Am 27. Juli 1914 erbat Außenminister Berchtold von Kaiser Franz Joseph die Unterzeichnung der Kriegserklärung. Dies geschah ausdrücklich mit dem Hinweis, dass nun rasches Handeln gefragt sei, um mit der Schaffung von Tatsachen einer eventuellen Friedensinitiative der Triple-Entente zuvorzukommen.
Gleichzeitig traf die Meldung eines Schusswechsels zwischen österreichischen und serbischen Einheiten an der serbischen Grenze ein, die sofort an Franz Joseph weitergeleitet wurde. Mit diesem Wissen unterschrieb der Monarch noch am selben Tag in seinem Sommersitz Bad Ischl die Kriegserklärung an Serbien, in der auf diesen vermeintlichen Schusswechsel eingegangen wird. Am Morgen des 28. Juli wurde aber bekannt, dass dies eine – möglicherweise bewusst lancierte – Falschmeldung war und der serbische Angriff niemals stattgefunden hatte. Außenminister Berchtold strich nun die betreffende Passage in der vom Kaiser unterzeichneten Kriegserklärung und veröffentlicht diese. Franz Joseph erfuhr davon jedoch erst am 29. Juli, als die Kriegserklärung bereits unterschrieben und veröffentlicht war.
Die offizielle Kriegserklärung Österreich-Ungarns an Serbien vom 28. Juli hatte eine fatale Kettenreaktion zur Folge. Die Eskalation begann: Am 30. Juli wurde in Russland die Generalmobilmachung angeordnet. Am 31. Juli wurde diese auch in Österreich-Ungarn verlautbart. Die Kriegsmaschinerie setzte sich in Bewegung.
Am 1. August gab Deutschland, nachdem es Petersburg ein Ultimatum gestellt hatte, in dem die Rücknahme der eben erfolgten Anordnung der Generalmobilisierung gefordert wurde – eine Forderung, die umgehend vom russischen Außenminister abgelehnt wurde – bekannt, dass es sich nun mit Russland im Kriegszustand befände. Getragen von einer Welle der Kriegsbegeisterung, erklärte Berlin wenige Tage darauf, am 3. August, schließlich auch Frankreich den Krieg. Nach dem deutschen Einmarsch in Belgien folgte am 4. August die Kriegserklärung Großbritanniens an Deutschland. Die Hoffnung Berlins auf eine britische Neutralität zerschlug sich nun endgültig.

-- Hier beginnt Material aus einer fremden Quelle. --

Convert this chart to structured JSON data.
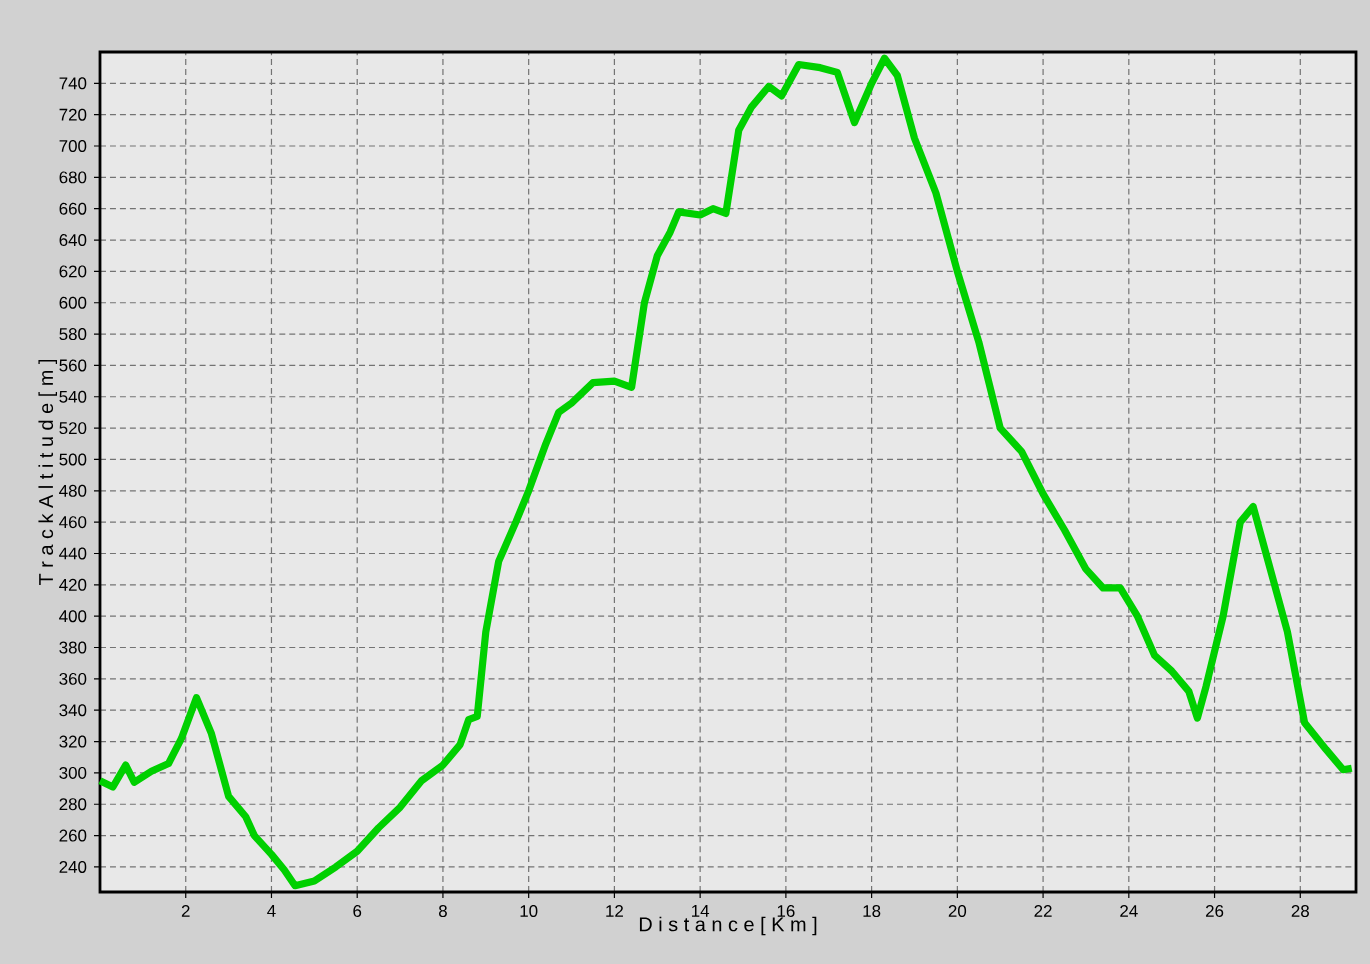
{
  "chart_data": {
    "type": "line",
    "xlabel": "D i s t a n c e   [ K m ]",
    "ylabel": "T r a c k   A l t i t u d e   [ m ]",
    "x": [
      0,
      0.3,
      0.6,
      0.8,
      1.2,
      1.6,
      1.9,
      2.25,
      2.6,
      3.0,
      3.4,
      3.6,
      4.0,
      4.3,
      4.55,
      5.0,
      5.5,
      6.0,
      6.5,
      7.0,
      7.5,
      8.0,
      8.4,
      8.6,
      8.8,
      9.0,
      9.3,
      9.7,
      10.0,
      10.4,
      10.7,
      11.0,
      11.5,
      12.0,
      12.4,
      12.7,
      13.0,
      13.3,
      13.5,
      14.0,
      14.3,
      14.6,
      14.9,
      15.2,
      15.6,
      15.9,
      16.3,
      16.8,
      17.2,
      17.6,
      18.0,
      18.3,
      18.6,
      19.0,
      19.5,
      20.0,
      20.5,
      21.0,
      21.5,
      22.0,
      22.5,
      23.0,
      23.4,
      23.8,
      24.2,
      24.6,
      25.0,
      25.4,
      25.6,
      25.8,
      26.2,
      26.6,
      26.9,
      27.2,
      27.7,
      28.1,
      28.6,
      29.0,
      29.2
    ],
    "series": [
      {
        "values": [
          295,
          291,
          305,
          294,
          301,
          306,
          322,
          348,
          325,
          285,
          272,
          260,
          248,
          238,
          228,
          231,
          240,
          250,
          265,
          278,
          295,
          305,
          318,
          334,
          336,
          390,
          435,
          460,
          480,
          510,
          530,
          536,
          549,
          550,
          546,
          600,
          630,
          645,
          658,
          656,
          660,
          657,
          710,
          725,
          738,
          732,
          752,
          750,
          747,
          715,
          740,
          756,
          745,
          705,
          670,
          620,
          575,
          520,
          505,
          478,
          455,
          430,
          418,
          418,
          400,
          375,
          365,
          352,
          335,
          355,
          400,
          460,
          470,
          440,
          390,
          332,
          315,
          302,
          303
        ],
        "color": "#00d000"
      }
    ],
    "xlim": [
      0,
      29.3
    ],
    "ylim": [
      224,
      760
    ],
    "xticks": [
      2,
      4,
      6,
      8,
      10,
      12,
      14,
      16,
      18,
      20,
      22,
      24,
      26,
      28
    ],
    "yticks": [
      240,
      260,
      280,
      300,
      320,
      340,
      360,
      380,
      400,
      420,
      440,
      460,
      480,
      500,
      520,
      540,
      560,
      580,
      600,
      620,
      640,
      660,
      680,
      700,
      720,
      740
    ],
    "grid": true
  }
}
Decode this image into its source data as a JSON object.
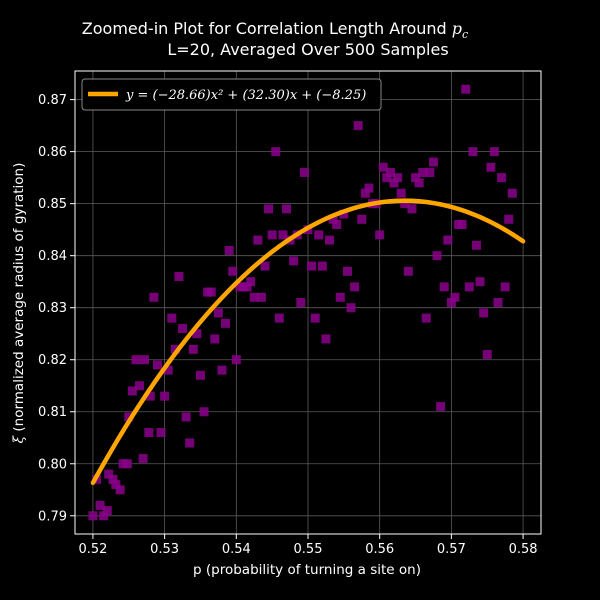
{
  "chart_data": {
    "type": "scatter",
    "title_line1": "Zoomed-in Plot for Correlation Length Around ",
    "title_symbol": "p",
    "title_subscript": "c",
    "title_line2": "L=20, Averaged Over 500 Samples",
    "xlabel": "p (probability of turning a site on)",
    "ylabel_symbol": "ξ",
    "ylabel_text": " (normalized average radius of gyration)",
    "xlim": [
      0.5175,
      0.5825
    ],
    "ylim": [
      0.7865,
      0.8755
    ],
    "xticks": [
      0.52,
      0.53,
      0.54,
      0.55,
      0.56,
      0.57,
      0.58
    ],
    "xtick_labels": [
      "0.52",
      "0.53",
      "0.54",
      "0.55",
      "0.56",
      "0.57",
      "0.58"
    ],
    "yticks": [
      0.79,
      0.8,
      0.81,
      0.82,
      0.83,
      0.84,
      0.85,
      0.86,
      0.87
    ],
    "ytick_labels": [
      "0.79",
      "0.80",
      "0.81",
      "0.82",
      "0.83",
      "0.84",
      "0.85",
      "0.86",
      "0.87"
    ],
    "grid": true,
    "legend_placement": "top-left",
    "legend_label": "y = (−28.66)x² + (32.30)x + (−8.25)",
    "fit": {
      "a": -28.66,
      "b": 32.3,
      "c": -8.25,
      "x_range": [
        0.52,
        0.58
      ]
    },
    "colors": {
      "marker": "#8b008b",
      "fit_line": "#ffa500",
      "background": "#000000",
      "grid": "#5a5a5a"
    },
    "points": [
      [
        0.52,
        0.79
      ],
      [
        0.5205,
        0.797
      ],
      [
        0.521,
        0.792
      ],
      [
        0.5215,
        0.79
      ],
      [
        0.522,
        0.791
      ],
      [
        0.5222,
        0.798
      ],
      [
        0.5228,
        0.797
      ],
      [
        0.5232,
        0.796
      ],
      [
        0.5238,
        0.795
      ],
      [
        0.5242,
        0.8
      ],
      [
        0.5248,
        0.8
      ],
      [
        0.525,
        0.809
      ],
      [
        0.5255,
        0.814
      ],
      [
        0.526,
        0.82
      ],
      [
        0.5265,
        0.815
      ],
      [
        0.527,
        0.801
      ],
      [
        0.5272,
        0.82
      ],
      [
        0.5278,
        0.806
      ],
      [
        0.528,
        0.813
      ],
      [
        0.5285,
        0.832
      ],
      [
        0.529,
        0.819
      ],
      [
        0.5295,
        0.806
      ],
      [
        0.53,
        0.813
      ],
      [
        0.5305,
        0.818
      ],
      [
        0.531,
        0.828
      ],
      [
        0.5315,
        0.822
      ],
      [
        0.532,
        0.836
      ],
      [
        0.5325,
        0.826
      ],
      [
        0.533,
        0.809
      ],
      [
        0.5335,
        0.804
      ],
      [
        0.534,
        0.822
      ],
      [
        0.5345,
        0.825
      ],
      [
        0.535,
        0.817
      ],
      [
        0.5355,
        0.81
      ],
      [
        0.536,
        0.833
      ],
      [
        0.5365,
        0.833
      ],
      [
        0.537,
        0.824
      ],
      [
        0.5375,
        0.829
      ],
      [
        0.538,
        0.818
      ],
      [
        0.5385,
        0.827
      ],
      [
        0.539,
        0.841
      ],
      [
        0.5395,
        0.837
      ],
      [
        0.54,
        0.82
      ],
      [
        0.5405,
        0.834
      ],
      [
        0.541,
        0.834
      ],
      [
        0.5415,
        0.834
      ],
      [
        0.542,
        0.835
      ],
      [
        0.5425,
        0.832
      ],
      [
        0.543,
        0.843
      ],
      [
        0.5435,
        0.832
      ],
      [
        0.544,
        0.838
      ],
      [
        0.5445,
        0.849
      ],
      [
        0.545,
        0.844
      ],
      [
        0.5455,
        0.86
      ],
      [
        0.546,
        0.828
      ],
      [
        0.5465,
        0.844
      ],
      [
        0.547,
        0.849
      ],
      [
        0.5475,
        0.843
      ],
      [
        0.548,
        0.839
      ],
      [
        0.5485,
        0.844
      ],
      [
        0.549,
        0.831
      ],
      [
        0.5495,
        0.856
      ],
      [
        0.55,
        0.845
      ],
      [
        0.5505,
        0.838
      ],
      [
        0.551,
        0.828
      ],
      [
        0.5515,
        0.844
      ],
      [
        0.552,
        0.838
      ],
      [
        0.5525,
        0.824
      ],
      [
        0.553,
        0.843
      ],
      [
        0.5535,
        0.847
      ],
      [
        0.554,
        0.846
      ],
      [
        0.5545,
        0.832
      ],
      [
        0.555,
        0.848
      ],
      [
        0.5555,
        0.837
      ],
      [
        0.556,
        0.83
      ],
      [
        0.5565,
        0.834
      ],
      [
        0.557,
        0.865
      ],
      [
        0.5575,
        0.847
      ],
      [
        0.558,
        0.852
      ],
      [
        0.5585,
        0.853
      ],
      [
        0.559,
        0.85
      ],
      [
        0.5595,
        0.85
      ],
      [
        0.56,
        0.844
      ],
      [
        0.5605,
        0.857
      ],
      [
        0.561,
        0.855
      ],
      [
        0.5615,
        0.856
      ],
      [
        0.562,
        0.854
      ],
      [
        0.5625,
        0.855
      ],
      [
        0.563,
        0.852
      ],
      [
        0.5635,
        0.85
      ],
      [
        0.564,
        0.837
      ],
      [
        0.5645,
        0.849
      ],
      [
        0.565,
        0.855
      ],
      [
        0.5655,
        0.854
      ],
      [
        0.566,
        0.856
      ],
      [
        0.5665,
        0.828
      ],
      [
        0.567,
        0.856
      ],
      [
        0.5675,
        0.858
      ],
      [
        0.568,
        0.84
      ],
      [
        0.5685,
        0.811
      ],
      [
        0.569,
        0.834
      ],
      [
        0.5695,
        0.843
      ],
      [
        0.57,
        0.831
      ],
      [
        0.5705,
        0.832
      ],
      [
        0.571,
        0.846
      ],
      [
        0.5715,
        0.846
      ],
      [
        0.572,
        0.872
      ],
      [
        0.5725,
        0.834
      ],
      [
        0.573,
        0.86
      ],
      [
        0.5735,
        0.842
      ],
      [
        0.574,
        0.835
      ],
      [
        0.5745,
        0.829
      ],
      [
        0.575,
        0.821
      ],
      [
        0.5755,
        0.857
      ],
      [
        0.576,
        0.86
      ],
      [
        0.5765,
        0.831
      ],
      [
        0.577,
        0.855
      ],
      [
        0.5775,
        0.834
      ],
      [
        0.578,
        0.847
      ],
      [
        0.5785,
        0.852
      ]
    ]
  }
}
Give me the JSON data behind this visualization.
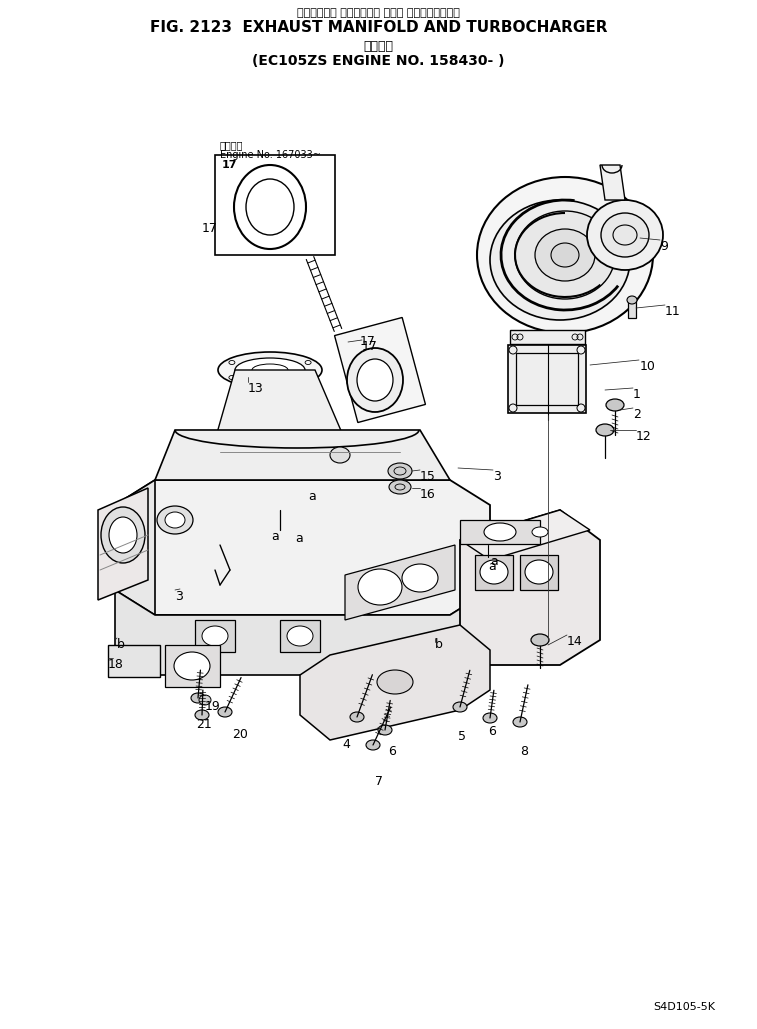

Auch die Donaumonarchie wurde in den Strudel der Eskalation hineingezogen. Auf die Kriegserklärung Österreich-Ungarns an Russland (6. August) folgte im Gegenzug am 12. August die Kriegserklärung Großbritanniens und Frankreichs an die Habsburgermonarchie.
Verkompliziert wurde die Entwicklung durch die Positionierung weiterer Staaten wie Belgien sowie einer Reihe von Balkanstaaten und dem Osmanischen Reich auf beiden Seiten der feindlichen Großmachtblöcke. Die Ausweitung des Krieges zu einem globalen Konflikt erfolgte durch den Einstieg Japans als Gegner der Mittelmächte Ende August 1914.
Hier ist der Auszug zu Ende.